On 2/24/09, Theodore Tso <tytso@mit.edu> wrote:
> On Tue, Feb 24, 2009 at 08:20:31AM -0600, Gunnar Wolf wrote:
> >
> > Interesting. And yes, illustrative of the historically (and, should I
> > add, ridiculous? No, I'd better not ;-) ) rivality between Linux and
> > the *BSDs, big egos included.
>
>
> Well, the last time we tried to make reasonable accomodations for
> *BSD's, some of the biggest biggest whiners^H^H^H^H^H^H^H complaints
> came from Debian. In fact, some later complaints from Debianites
> about the lack of /usr/libexec is largely the fault of Ian Jackson,
> who ***strenuously*** opposed /usr/libexec on the mail thread which I
> quoted. In fact, as I recall, he threatened to rally all of Debian
> NOT to support the FSSTND/FHS if we didn't drop /usr/libexec from the
> draft spec. Ah, history.....
>
> The painful fact of the matter is that anytime a draft like the FHS
> forces any distribution or OS to change, there will be opposition. In
> some cases it will be principled and constructive. In other cases, it
> will question the spec writers' technical judgement, ethics, and even
> their paternity.
>
>
> > However, Linux's position WRT the commercial Unixes has radically
> > shifted in the last decade. Linux is no longer considered a toy, and
> > is taken seriously into account. So, even with the big inertia that
> > might hamper more than one initiative, perhaps the FHS could be pushed
> > in collaboration with their respective companies? At least, I'd be
> > surprised if -say- the Solaris or HPUX people weren't open to
> > discussion leading to better interoperability.
>
>
> Last I heard, HPUX is on maintenance life-support, and they don't have
> enough engineers to make sure their userspace is uptodate.
>
> And as far as Solaris is concerned, they currently have a project to
> update to a 16-year-old shell (ksh93) in their distribution.

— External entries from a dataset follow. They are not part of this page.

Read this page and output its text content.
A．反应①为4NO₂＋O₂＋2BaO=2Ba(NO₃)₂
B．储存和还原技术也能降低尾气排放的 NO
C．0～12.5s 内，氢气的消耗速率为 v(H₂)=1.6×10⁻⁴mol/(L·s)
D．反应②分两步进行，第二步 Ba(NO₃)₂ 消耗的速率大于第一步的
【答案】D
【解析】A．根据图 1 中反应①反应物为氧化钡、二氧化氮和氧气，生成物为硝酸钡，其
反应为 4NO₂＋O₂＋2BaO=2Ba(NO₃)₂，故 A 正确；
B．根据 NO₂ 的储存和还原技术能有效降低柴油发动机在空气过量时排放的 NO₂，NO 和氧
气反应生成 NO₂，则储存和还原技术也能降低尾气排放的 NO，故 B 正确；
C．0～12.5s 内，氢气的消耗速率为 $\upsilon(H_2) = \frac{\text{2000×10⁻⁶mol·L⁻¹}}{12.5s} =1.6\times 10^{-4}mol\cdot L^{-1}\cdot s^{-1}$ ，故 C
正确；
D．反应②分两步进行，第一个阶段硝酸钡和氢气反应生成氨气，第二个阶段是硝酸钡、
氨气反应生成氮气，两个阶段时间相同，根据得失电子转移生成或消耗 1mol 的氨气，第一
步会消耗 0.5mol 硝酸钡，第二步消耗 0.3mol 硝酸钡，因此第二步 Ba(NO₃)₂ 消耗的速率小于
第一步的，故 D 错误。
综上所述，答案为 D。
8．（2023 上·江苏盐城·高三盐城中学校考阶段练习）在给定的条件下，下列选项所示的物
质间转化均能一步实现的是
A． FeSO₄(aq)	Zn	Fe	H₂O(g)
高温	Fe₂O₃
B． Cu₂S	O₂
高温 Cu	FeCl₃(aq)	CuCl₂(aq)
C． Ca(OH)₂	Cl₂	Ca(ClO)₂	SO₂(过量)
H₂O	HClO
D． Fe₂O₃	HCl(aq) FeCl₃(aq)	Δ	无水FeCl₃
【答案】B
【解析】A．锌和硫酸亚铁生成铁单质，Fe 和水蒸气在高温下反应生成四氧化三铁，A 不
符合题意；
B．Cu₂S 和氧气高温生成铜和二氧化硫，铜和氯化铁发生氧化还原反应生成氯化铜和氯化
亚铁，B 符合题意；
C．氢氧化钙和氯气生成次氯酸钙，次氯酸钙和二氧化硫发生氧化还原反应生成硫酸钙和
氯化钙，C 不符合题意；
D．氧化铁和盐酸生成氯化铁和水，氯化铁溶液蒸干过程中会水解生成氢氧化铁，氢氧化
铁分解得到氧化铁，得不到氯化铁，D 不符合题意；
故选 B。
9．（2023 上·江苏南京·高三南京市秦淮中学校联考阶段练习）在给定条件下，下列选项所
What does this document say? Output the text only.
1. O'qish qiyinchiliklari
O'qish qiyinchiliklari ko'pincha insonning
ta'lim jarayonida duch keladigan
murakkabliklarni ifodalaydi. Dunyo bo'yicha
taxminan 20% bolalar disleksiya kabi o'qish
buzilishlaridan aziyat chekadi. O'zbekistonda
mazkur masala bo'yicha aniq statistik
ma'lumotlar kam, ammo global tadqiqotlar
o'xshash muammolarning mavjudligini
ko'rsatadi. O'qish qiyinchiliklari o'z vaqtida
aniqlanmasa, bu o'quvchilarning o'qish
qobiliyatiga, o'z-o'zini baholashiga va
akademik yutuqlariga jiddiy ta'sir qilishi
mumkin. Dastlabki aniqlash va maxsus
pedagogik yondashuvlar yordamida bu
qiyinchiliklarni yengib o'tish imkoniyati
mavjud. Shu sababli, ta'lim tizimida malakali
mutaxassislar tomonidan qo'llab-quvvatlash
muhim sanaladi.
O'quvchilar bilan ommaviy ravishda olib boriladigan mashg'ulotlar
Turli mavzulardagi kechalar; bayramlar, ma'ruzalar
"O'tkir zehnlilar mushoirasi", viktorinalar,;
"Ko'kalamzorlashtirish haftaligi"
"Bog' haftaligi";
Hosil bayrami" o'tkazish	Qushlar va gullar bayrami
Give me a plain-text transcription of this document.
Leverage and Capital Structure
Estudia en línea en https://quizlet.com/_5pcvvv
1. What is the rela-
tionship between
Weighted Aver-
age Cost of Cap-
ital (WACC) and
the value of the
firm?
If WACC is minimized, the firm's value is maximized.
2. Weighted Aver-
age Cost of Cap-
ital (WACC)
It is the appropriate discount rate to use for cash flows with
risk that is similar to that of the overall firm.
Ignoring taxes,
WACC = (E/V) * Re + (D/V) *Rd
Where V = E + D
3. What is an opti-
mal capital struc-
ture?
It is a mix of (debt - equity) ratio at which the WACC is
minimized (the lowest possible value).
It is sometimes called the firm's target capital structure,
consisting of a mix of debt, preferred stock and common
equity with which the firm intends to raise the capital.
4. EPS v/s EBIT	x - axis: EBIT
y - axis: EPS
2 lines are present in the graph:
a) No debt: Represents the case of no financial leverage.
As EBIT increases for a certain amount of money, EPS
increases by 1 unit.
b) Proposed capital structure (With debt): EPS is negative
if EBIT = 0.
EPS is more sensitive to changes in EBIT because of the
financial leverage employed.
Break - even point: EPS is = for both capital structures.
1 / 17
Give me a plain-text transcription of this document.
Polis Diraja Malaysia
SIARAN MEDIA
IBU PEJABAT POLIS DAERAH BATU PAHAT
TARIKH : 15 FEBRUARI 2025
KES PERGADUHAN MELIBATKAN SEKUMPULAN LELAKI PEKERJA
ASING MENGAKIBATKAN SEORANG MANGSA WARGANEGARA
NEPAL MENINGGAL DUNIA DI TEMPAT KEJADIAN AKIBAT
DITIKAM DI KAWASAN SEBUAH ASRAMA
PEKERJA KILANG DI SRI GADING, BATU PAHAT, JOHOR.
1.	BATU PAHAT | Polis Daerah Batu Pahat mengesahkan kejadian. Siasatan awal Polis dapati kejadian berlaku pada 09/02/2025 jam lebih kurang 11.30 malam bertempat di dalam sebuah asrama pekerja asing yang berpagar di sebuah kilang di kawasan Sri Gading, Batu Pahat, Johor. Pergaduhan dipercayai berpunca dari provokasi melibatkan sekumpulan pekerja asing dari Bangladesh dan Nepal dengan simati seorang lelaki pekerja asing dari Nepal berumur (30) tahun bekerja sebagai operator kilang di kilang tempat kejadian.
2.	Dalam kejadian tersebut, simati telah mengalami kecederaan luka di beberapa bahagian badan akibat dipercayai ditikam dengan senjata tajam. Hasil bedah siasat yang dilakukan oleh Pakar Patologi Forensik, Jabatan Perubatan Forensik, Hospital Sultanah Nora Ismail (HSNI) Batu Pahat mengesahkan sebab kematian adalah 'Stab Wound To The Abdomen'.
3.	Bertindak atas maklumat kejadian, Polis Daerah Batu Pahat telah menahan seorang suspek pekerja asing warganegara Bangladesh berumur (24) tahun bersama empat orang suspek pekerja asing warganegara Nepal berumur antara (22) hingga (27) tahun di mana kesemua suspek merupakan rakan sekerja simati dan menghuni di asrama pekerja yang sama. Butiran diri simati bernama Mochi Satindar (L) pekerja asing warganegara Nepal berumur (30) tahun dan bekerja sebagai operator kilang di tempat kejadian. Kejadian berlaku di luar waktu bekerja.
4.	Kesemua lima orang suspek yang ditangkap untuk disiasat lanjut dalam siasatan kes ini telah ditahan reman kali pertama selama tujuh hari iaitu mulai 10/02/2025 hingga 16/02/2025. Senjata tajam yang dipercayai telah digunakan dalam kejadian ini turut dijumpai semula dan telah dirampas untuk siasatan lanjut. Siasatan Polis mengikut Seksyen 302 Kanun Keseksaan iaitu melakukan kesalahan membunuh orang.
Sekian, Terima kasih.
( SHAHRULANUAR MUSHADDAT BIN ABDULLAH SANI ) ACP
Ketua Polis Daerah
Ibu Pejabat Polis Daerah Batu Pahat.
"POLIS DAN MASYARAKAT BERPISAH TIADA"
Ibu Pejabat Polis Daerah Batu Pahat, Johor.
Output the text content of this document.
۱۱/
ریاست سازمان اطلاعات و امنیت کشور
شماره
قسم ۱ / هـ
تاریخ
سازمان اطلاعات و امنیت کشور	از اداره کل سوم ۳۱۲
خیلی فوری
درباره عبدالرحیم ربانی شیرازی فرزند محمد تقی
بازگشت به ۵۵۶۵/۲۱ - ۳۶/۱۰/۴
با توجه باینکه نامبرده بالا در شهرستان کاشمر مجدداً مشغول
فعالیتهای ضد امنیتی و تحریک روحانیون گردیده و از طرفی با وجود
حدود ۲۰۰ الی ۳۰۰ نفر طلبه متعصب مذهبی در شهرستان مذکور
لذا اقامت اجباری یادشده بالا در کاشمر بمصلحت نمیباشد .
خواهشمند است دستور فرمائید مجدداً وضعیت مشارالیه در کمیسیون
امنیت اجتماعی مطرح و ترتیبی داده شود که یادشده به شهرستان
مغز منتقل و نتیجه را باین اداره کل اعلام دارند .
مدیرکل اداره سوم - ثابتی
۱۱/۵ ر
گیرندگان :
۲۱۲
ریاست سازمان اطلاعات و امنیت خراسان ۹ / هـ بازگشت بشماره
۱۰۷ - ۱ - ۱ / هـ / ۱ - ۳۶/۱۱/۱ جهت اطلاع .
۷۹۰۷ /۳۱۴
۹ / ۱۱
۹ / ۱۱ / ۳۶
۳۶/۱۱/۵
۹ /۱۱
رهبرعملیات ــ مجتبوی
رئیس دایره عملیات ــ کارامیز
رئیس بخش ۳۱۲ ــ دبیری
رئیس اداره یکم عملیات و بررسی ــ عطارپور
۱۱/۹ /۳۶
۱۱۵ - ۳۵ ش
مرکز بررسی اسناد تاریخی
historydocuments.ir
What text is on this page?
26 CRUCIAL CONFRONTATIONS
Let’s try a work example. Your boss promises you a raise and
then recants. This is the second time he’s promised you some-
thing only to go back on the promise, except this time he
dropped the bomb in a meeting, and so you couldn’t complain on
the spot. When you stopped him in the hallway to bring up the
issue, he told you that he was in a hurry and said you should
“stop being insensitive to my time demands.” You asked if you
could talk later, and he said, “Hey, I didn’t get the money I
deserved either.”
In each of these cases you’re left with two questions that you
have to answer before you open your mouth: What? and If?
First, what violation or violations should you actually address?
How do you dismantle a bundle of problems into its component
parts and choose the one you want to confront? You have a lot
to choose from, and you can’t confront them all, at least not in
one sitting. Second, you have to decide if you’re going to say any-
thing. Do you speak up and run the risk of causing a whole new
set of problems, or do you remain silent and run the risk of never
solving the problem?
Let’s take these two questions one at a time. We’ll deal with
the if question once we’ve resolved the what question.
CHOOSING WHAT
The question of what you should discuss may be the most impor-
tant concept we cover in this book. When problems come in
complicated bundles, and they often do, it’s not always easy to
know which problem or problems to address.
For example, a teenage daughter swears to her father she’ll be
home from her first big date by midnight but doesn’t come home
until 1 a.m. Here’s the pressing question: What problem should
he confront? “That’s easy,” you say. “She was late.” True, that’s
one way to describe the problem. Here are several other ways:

FYI the latest version of ksh93 is from Feb 2009.
ksh93 was picked by Sun as new system shell in Solaris with a
competition between bash 3, bash 4, dash, ksh93, mksh, pdksh and zsh.
ksh93 is between 2 and 68 times faster than all other shells, conforms
to posix without the extra options such as the POSIXLY_CORRECT junk
and has a stable programming interface since 1993 (hence the name).